A friend from my church in Allen, who is a seminary student at SMU’s Perkins School of Theology and in the grueling candidacy process for ordination some day, sent me a very gratifying response on my Facebook to my posting about “Miss Caleefornya.”
I loved the zinger she threw in at the bottom of all the flattery. She wrote:
Paul,
I was just reading your post about Miss CA, which I really enjoyed. There were times I just had to chuckle or shout Amen. I wish I would have read it last night while I was studying for my last exam. It would have invigorated me and allowed me to stay up later and perhaps nail down a few more Hebrew verbs, which I wish I would have had this morning. All that said, I have to ask what doing an Elvis on the TV is…
I also wanted to say how much I am looking forward to seeing your ordination in just a few weeks.
See you soon,
Julie
Well, Julie, I sometimes forget that I’m well into official geezerhood and that a lot of jitterbuggers, like yourself, are closer to my oldest daughter’s age than my own, and that you relative youngsters may not always understand historical or cultural references that other geezers would get.
So here’s the deal on why all this exposure on TV of Miss California, and all her twisted, in my opinion, horn blowing about her Christian convictions, could drive me to the sort of madness that could make me snap, if you will, and “do an Elvis on the TV.”
Way back when–when Elvis Presley was into his slow, but steady decline into certifiable madness and drug abuse–the story has been well documented that Elvis, who watched a LOT of TV, was increasingly disgusted by all the anti-authority dissent and anti-war demonstrations and all that counter-cultural protest craziness that was ripping the country apart in the late sixties and early seventies.
Remember, Elvis was such a conservative and patriot–and was so aroused to anger about all the very public, rebellious, countercultural drug use among the sixties generation kids–that he very famously was deputized by none other than Richard Nixon as an “official” drug enforcement agent.
Yes, it’s very bizarre and ironic, since he was already slowly destroying himself with drug abuse when he posed with Nixon for pictures of his “deputization” at the White House.
The story is that he was watching the TV news one time, which was showing the “long hairs” and hippies and yippies and dippies in a nasty standoff with riot police or whomever or whatever. I forget the details, but you get the picture–very conservative, anti-drug, Nixon-supporting superstar Elvis was getting himself worked up into a rabid lather about those disgusting hippies and their anti-authority stuff.

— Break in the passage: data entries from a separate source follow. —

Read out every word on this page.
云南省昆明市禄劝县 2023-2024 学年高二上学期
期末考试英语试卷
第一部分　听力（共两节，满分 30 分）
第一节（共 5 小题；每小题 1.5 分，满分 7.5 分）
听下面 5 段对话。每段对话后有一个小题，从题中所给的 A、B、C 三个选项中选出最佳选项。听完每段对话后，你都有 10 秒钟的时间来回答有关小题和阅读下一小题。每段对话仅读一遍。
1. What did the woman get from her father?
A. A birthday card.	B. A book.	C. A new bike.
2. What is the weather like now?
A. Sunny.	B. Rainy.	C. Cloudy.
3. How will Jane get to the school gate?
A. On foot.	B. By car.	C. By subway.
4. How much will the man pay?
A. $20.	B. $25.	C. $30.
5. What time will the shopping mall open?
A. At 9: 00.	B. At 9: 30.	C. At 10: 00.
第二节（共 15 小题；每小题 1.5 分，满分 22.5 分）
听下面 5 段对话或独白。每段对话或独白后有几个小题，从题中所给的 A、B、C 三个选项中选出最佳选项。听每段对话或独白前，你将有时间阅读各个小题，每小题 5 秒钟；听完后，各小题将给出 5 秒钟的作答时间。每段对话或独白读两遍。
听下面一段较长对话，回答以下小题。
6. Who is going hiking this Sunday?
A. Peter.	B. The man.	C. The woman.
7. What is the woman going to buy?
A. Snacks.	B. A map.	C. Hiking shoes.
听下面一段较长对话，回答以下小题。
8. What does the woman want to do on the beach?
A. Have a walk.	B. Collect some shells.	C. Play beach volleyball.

He got so worked up that he reached for the pistol that often kept him warm at night and blew away the TV he was watching!
And so, years later when the story came out from the many, many loyal Elvis insiders who had witnessed first-hand the descent into drug abuse and madness, doing “an Elvis on the TV” became a favorite line of a lot of comedians.
And then, the line sort of spread into the everyday culture for a while. It wasn’t unusual for somebody to say to somebody else who got disturbed about something they’d seen on the news or on a TV show to say, “I got so disgusted watching that stuff (or fill in a stronger word), I could have done an Elvis on the TV!”
It was a long time ago. You had to be there. And like I say, I forget that I’m at the age where I’m older than whole generations who may not get the lines I throw out and assume that everybody would get.
That’s the difference in blogging and being, say, a newspaper writer or reporter (and I was both in my pre-ministry life), where a sharp editor would have said, “Hey, Paul–lots of readers out there weren’t around during all the Elvis weirdness and won’t have a clue what this sentence means.”
Very interesting that I read a lot of bloggers of all kinds myself, and, in thinking like the former reporter and editor I used to be, I think to myself, “I wonder how many readers know what this oldtimer is talking about there?”
Hope that clarifies what I was saying, that I was beginning to get so disgusted with all the TV coverage swirling around Miss CA that I was about ready to do an Elvis on the TV.
And may yet if she doesn’t go away.
Oh well–thanks for jitterbugging and believe me when I tell you, I feel your anguish in “nailing down a few Hebrew verbs.” I’m not long out of seminary myself, as you well know.
And, look forward to you being a witness to my ordination and look forward to being a witness to yours some day.
Grace & peace,
Geezer
Regarding “An Elvis on the TV”
May 14, 2009 by Rev. Paul McKay
Thank Julie for me – I had no idea what that meant either!